West Virginia’s state board of education approved NGSS, but only after tweaking the climate language, the Charleston Gazette reported. A first revision added emphasis to natural factors and temperature falls and questioned the credibility of climate computer models. After an outcry from teachers and climate advocacy groups, the board settled for replacing the phrase “rise in global temperature” with “change in global temperature.”

State congressman William Dunn, who sponsored Tennessee's successful 2013 "teach the controversy" bill, says its purpose was to help teachers confused about the subject. “We say that what they teach has to be backed by scientific evidence,” he says.

But to opponents of the bills, such language is a smokescreen. Dunn’s bill is similar—and in some places identical—to a template bill created by the Discovery Institute, a think tank that developed the tactic of teaching the controversy to promote teaching intelligent design alongside Darwinian evolution.

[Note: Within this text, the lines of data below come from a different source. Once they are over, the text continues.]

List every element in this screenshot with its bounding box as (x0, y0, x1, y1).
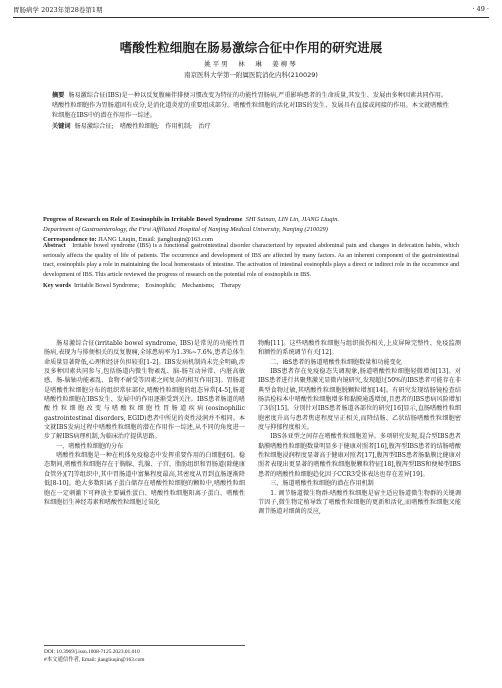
header-rule (13, 17, 489, 18)
keywords: 肠易激综合征; 嗜酸性粒细胞; 作用机制; 治疗 (74, 122, 211, 130)
article-title: 嗜酸性粒细胞在肠易激综合征中作用的研究进展 (119, 40, 383, 55)
english-department: Department of Gastroenterology, the First Affiliated Hospital of Nanjing Medical University, Nanjing (210029) (43, 226, 328, 233)
chinese-abstract (52, 91, 450, 132)
paragraph: 物酶[11]。这些嗜酸性粒细胞与组织损伤相关,上皮屏障完整性、免疫监测和额性的系统调节有关[12]。 (258, 340, 461, 357)
page-number: · 49 · (472, 5, 489, 13)
english-title-block (43, 215, 459, 245)
paragraph: IBS各亚型之间存在嗜酸性粒细胞差异。多项研究发现,混合型IBS患者黏膜嗜酸性粒细胞数量明显多于健康对照者[16],腹泻型IBS患者的结肠嗜酸性粒细胞浸润程度显著高于健康对照者[17],腹泻型IBS患者肠黏膜比健康对照者表现出更显著的嗜酸性粒细胞脱颗粒特征[18],腹泻型IBS和便秘型IBS患者的嗜酸性粒细胞趋化因子CCR3受体表达也存在差异[19]。 (258, 433, 461, 478)
doi: DOI: 10.3969/j.issn.1008-7125.2023.01.010 (44, 649, 140, 655)
correspondence: JIANG Liuqin, Email: jiangliuqin@163.com (98, 236, 213, 243)
abstract-text: 肠易激综合征(IBS)是一种以反复腹痛伴排便习惯改变为特征的功能性胃肠病,严重影响患者的生命质量,其发生、发展由多种因素共同作用。嗜酸性粒细胞作为胃肠道固有成分,是消化道炎症的重要组成部分。嗜酸性粒细胞的活化对IBS的发生、发展具有直接或间接的作用。本文就嗜酸性粒细胞在IBS中的潜在作用作一综述。 (52, 92, 449, 120)
paragraph: 嗜酸性粒细胞是一种在机体免疫稳态中发挥重要作用的白细胞[6]。稳态期间,嗜酸性粒细胞存在于胸腺、乳腺、子宫、脂肪组织和胃肠道(除健康食管外)[7]等组织中,其中胃肠道中富集程度最高,其密度从胃到直肠逐渐降低[8-10]。绝大多数阳离子蛋白储存在嗜酸性粒细胞的颗粒中,嗜酸性粒细胞在一定刺激下可释放主要碱性蛋白、嗜酸性粒细胞阳离子蛋白、嗜酸性粒细胞衍生神经毒素和嗜酸性粒细胞过氧化 (44, 452, 245, 506)
english-keywords-label: Key words (43, 283, 71, 290)
paragraph: 1. 调节肠道微生物群:嗜酸性粒细胞是宿主适应肠道微生物群的关键调节因子,微生物定植导致了嗜酸性粒细胞的更新和活化,而嗜酸性粒细胞又能调节肠道对细菌的反应, (258, 489, 461, 516)
paragraph: 肠易激综合征(irritable bowel syndrome, IBS)是常见的功能性胃肠病,表现为与排便相关的反复腹痛,全球患病率为1.3%~7.6%,患者总体生命质量显著降低,心理和经济负担较重[1-2]。IBS发病机制尚未完全明确,涉及多种因素共同参与,包括肠道内微生物紊乱、脑-肠互动异常、内脏高敏感、肠-脑轴功能紊乱、食物不耐受等因素之间复杂的相互作用[3]。胃肠道是嗜酸性粒细胞分布的组织常驻部位,嗜酸性粒细胞的组态异常[4-5],肠道嗜酸性粒细胞在IBS发生、发展中的作用逐渐受到关注。IBS患者肠道的嗜酸性粒细胞改变与嗜酸粒细胞性胃肠道疾病(eosinophilic gastrointestinal disorders, EGID)患者中所见的炎性浸润并不相同。本文就IBS发病过程中嗜酸性粒细胞的潜在作用作一综述,从不同的角度进一步了解IBS病理机制,为临床治疗提供思路。 (44, 340, 245, 441)
authors: 姚平男 林 琳 姜柳琴 (204, 60, 298, 68)
abstract-label: 摘要 (52, 92, 65, 99)
paragraph: IBS患者存在免疫稳态失调现象,肠道嗜酸性粒细胞轻微增加[13]。对IBS患者进行共聚焦激光显微内镜研究,发现超过50%的IBS患者可能存在非典型食物过敏,其嗜酸性粒细胞脱颗粒增加[14]。有研究发现结肠镜检查结肠活检标本中嗜酸性粒细胞增多和黏膜通透增加,且患者的IBS患病风险增加了3倍[15]。分别针对IBS患者肠道各部位的研究[16]显示,直肠嗜酸性粒细胞密度升高与患者焦虑程度呈正相关,而降结肠、乙状结肠嗜酸性粒细胞密度与抑郁程度相关。 (258, 368, 461, 432)
journal-name: 胃肠病学 2023年第28卷第1期 (13, 6, 103, 14)
english-authors: SHI Suinan, LIN Lin, JIANG Liuqin. (245, 216, 340, 223)
english-abstract-label: Abstract (43, 243, 66, 249)
english-title: Progress of Research on Role of Eosinophils in Irritable Bowel Syndrome (43, 216, 243, 223)
keywords-label: 关键词 (52, 122, 71, 130)
english-abstract-text: Irritable bowel syndrome (IBS) is a functional gastrointestinal disorder characterized by repeated abdominal pain and changes in defecation habits, which seriously affects the quality of life of patients. The occurrence and development of IBS are affected by many factors. As an inherent component of the gastrointestinal tract, eosinophils play a role in maintaining the local homeostasis of intestine. The activation of intestinal eosinophils plays a direct or indirect role in the occurrence and development of IBS. This article reviewed the progress of research on the potential role of eosinophils in IBS. (43, 243, 459, 278)
section-heading: 一、嗜酸性粒细胞的分布 (56, 442, 124, 450)
footnote (44, 645, 245, 665)
left-column (44, 339, 245, 507)
correspondence-label: Correspondence to: (43, 236, 97, 243)
footnote-correspondence: #本文通信作者, Email: jiangliuqin@163.com (44, 657, 145, 664)
right-column (258, 339, 461, 517)
english-abstract (43, 242, 459, 292)
english-keywords: Irritable Bowel Syndrome; Eosinophils; Mechanisms; Therapy (73, 283, 241, 290)
affiliation: 南京医科大学第一附属医院消化内科(210029) (184, 71, 318, 79)
section-heading: 三、肠道嗜酸性粒细胞的潜在作用机制 (270, 480, 374, 488)
section-heading: 二、IBS患者的肠道嗜酸性粒细胞数量和功能变化 (270, 358, 402, 366)
running-header (13, 5, 489, 17)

“The anti-science people are all running together and using the exact same strategies,” says Zack Kopplin. He was a high schooler in Louisiana when that state passed its bill, the first to lump climate change in with evolution as controversial. He became an activist and has been fighting the legislation.

So far, the legal battle to present climate change as controversial has had little impact on science textbooks, with the issue largely overshadowed by efforts to uncut Darwin.

“Evolution in our book is such a great big target that people almost overlook climate change,” says Ken Miller, a biologist at Brown University, who co-writes a popular high school biology textbook that includes a full page presenting a climate change case study. “Our editors asked us to be cautious about climate change, but we would never weaken the science,” he says.

However, Miller has had problems with non-science textbooks. A fifth-grade social studies book being developed by his publisher, Pearson, included language about climate change science that he says was too equivocal, using sentences such as “scientists disagree about what is causing climate change.” After contacting an editor, Miller received permission to rewrite the offending paragraph before the book came out.

Another social studies textbook for elementary school, by Pearson competitor McGraw-Hill, would have presented controversy and given equal voice to both sides. After posing the question, “Is global warming caused by human activity?” it presented one opinion from the Intergovernmental Panel on Climate Change—the world’s foremost scientific body on the subject—and an opinion from the Heartland Institute, a think tank that promotes skepticism about human-induced climate change. The publisher removed the pages before the book came out.

Louisiana teacher Steven Babcock brings in materials to supplement the textbooks he uses in his environmental science classes at the Louisiana State University Lab School, a public high school. The books he selects back the textbooks and the view that recent climate change is mostly caused by human activity.

But Babcock worries about other classrooms in his state, particularly those in rural schools like the one he attended growing up.

“Every classroom is a silo, with zero transparency,” says Babcock. “We have no idea what is being taught now.”

Editor's Note: This article has been updated to clarify the nature of the work being done by Hopkins and Lombardi.